Is it true that the candidate with the most money always wins?

They usually do. But—and this is an important "but"—that is true because the candidates who get the most money are usually the ones who are most likely to win. They are candidates who have proven themselves by winning other elections, earning the support of party leaders, and achieving name recognition among voters. Candidates who have never won, or even ever run in, an election will not have the full support of party leaders, will be unfamiliar to voters, will not attract much money, and are not likely to win.

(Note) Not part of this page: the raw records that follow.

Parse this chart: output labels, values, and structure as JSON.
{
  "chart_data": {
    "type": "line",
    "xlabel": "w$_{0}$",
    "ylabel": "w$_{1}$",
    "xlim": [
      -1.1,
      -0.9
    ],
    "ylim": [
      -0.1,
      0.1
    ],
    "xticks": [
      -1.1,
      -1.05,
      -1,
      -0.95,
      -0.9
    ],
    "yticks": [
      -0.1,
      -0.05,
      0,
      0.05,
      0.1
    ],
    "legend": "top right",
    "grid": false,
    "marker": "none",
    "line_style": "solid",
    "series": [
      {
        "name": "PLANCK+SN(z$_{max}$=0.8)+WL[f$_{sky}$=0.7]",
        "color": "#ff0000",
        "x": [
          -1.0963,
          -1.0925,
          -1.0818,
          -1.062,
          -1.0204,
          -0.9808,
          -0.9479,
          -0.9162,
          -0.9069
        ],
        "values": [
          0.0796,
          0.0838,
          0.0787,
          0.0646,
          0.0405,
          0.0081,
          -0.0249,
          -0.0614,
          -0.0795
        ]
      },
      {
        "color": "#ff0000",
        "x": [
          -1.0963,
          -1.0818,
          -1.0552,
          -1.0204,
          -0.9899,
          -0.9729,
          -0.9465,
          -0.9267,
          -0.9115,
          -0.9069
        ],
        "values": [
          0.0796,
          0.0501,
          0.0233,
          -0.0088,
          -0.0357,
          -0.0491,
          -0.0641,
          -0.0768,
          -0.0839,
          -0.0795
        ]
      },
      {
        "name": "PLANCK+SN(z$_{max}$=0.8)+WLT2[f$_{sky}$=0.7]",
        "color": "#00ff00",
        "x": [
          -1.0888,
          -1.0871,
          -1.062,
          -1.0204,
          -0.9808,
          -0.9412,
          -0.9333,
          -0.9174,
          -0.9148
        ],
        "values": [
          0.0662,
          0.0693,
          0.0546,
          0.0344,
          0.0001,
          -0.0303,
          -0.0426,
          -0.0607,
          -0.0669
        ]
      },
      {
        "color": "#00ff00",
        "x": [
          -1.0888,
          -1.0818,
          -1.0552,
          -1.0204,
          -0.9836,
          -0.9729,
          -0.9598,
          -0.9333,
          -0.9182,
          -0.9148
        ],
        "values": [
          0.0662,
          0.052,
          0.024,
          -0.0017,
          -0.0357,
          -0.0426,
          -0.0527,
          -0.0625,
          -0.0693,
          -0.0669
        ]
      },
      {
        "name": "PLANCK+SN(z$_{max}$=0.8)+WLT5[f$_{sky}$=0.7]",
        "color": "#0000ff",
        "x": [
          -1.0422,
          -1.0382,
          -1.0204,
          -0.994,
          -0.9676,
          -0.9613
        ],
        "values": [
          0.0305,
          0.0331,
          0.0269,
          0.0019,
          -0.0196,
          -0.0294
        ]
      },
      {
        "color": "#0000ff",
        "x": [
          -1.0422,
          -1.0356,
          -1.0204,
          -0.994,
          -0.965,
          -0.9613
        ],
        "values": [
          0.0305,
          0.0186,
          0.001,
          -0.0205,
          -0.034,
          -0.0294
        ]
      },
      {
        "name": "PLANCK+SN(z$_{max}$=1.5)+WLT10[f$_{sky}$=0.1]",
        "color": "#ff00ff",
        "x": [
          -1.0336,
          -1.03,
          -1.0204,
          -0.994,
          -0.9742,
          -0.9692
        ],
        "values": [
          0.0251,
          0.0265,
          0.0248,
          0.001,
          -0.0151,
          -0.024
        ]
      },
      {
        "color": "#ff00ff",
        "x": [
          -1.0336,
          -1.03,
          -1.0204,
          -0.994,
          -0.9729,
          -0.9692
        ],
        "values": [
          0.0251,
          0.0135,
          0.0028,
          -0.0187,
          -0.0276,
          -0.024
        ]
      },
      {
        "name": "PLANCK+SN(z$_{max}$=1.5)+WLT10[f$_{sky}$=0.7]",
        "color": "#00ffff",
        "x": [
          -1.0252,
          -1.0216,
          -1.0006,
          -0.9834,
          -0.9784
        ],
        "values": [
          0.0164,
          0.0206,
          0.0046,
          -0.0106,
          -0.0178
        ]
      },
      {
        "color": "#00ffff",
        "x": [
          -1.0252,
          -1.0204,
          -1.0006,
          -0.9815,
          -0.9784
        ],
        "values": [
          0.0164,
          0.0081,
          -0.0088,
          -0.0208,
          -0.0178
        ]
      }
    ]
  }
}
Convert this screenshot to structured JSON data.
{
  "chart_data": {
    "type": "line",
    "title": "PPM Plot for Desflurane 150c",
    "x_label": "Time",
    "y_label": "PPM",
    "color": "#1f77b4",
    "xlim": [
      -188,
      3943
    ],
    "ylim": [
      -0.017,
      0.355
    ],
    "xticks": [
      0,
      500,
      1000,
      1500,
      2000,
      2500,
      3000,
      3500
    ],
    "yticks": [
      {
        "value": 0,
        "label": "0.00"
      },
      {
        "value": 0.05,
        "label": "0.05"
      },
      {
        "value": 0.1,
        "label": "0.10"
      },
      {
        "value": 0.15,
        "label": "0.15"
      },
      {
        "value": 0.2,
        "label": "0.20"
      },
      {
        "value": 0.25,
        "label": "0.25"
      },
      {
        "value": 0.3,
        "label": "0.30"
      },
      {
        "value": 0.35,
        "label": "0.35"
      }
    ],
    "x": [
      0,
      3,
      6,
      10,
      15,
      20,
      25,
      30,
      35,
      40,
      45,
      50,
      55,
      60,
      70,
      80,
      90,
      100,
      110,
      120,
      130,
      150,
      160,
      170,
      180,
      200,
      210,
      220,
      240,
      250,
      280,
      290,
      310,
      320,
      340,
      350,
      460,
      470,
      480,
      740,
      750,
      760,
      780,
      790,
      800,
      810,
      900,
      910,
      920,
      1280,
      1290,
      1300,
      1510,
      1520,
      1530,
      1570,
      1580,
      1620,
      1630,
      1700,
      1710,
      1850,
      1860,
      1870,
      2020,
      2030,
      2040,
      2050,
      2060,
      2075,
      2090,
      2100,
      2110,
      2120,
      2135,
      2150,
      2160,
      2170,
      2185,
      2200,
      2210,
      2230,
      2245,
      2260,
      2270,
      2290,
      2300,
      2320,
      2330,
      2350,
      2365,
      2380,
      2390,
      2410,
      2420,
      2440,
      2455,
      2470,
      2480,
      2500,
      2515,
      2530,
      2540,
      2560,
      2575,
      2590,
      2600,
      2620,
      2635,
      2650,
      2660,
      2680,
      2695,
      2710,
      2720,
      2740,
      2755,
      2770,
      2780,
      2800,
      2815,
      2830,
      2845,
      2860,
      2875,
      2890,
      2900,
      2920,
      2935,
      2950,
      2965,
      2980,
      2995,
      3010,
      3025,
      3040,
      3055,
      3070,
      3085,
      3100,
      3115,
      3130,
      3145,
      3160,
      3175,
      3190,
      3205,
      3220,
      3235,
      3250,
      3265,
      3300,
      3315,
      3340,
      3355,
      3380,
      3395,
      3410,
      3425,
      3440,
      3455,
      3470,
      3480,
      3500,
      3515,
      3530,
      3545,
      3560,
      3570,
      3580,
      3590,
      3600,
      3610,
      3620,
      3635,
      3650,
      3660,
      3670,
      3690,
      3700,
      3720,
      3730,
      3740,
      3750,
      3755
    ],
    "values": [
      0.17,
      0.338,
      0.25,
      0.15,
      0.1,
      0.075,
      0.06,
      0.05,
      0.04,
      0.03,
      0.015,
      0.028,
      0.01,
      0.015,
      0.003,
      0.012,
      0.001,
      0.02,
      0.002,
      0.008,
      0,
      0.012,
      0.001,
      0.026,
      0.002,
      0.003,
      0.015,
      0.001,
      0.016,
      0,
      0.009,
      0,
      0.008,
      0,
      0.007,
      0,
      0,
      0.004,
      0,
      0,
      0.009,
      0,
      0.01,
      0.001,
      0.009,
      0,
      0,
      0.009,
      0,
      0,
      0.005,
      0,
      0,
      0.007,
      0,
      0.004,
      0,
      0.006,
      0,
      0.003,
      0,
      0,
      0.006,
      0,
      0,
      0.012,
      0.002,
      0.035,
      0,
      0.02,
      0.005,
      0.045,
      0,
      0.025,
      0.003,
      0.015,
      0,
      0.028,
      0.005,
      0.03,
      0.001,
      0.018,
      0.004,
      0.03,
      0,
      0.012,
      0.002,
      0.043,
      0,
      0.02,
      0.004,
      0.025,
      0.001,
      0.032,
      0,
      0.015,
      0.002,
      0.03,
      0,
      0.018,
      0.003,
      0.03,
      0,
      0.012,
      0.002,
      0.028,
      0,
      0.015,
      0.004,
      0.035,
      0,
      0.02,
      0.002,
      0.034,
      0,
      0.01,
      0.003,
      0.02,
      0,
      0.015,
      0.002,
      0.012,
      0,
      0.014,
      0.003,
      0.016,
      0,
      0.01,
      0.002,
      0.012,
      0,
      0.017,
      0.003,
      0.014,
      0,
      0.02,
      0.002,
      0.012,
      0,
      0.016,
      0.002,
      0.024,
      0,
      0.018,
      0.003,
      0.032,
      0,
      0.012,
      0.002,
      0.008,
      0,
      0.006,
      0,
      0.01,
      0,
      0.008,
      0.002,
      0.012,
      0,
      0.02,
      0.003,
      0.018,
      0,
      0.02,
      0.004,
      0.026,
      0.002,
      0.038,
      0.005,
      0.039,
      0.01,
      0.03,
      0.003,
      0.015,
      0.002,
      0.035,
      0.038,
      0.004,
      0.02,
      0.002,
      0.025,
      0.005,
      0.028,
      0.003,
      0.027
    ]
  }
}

But what if these unproven candidates are rich enough to pour tens of millions of dollars into their own campaigns? That usually does not work. It worked for billionaire Michael Bloomberg, who won three terms as mayor of New York City, in 2001, 2005, and 2009, by spending record-shattering sums of his own money to greatly outspend his publicly funded opponents. But it did not work for former eBay CEO Meg Whitman, who broke Bloomberg's record by giving $144,000,000 to her 2010 campaign for California governor, only to lose to the out- spent but better-known and more experienced Jerry Brown.6

Where money may matter most is when two experienced politicians face one another in an open-seat election. In a contest between two candidates who have both won elections, have the full backing of their parties, and are well known to voters, but who do not both attract the same amount of money, having a bigger campaign fund could be the deciding factor in winning the election.

Money is necessary because campaigns can be expensive, but money alone rarely wins elections. Think of running for an elective office as like playing blackjack in Las Vegas. Having a lot of money is no guarantee that you will win, but without money you cannot even get into the game.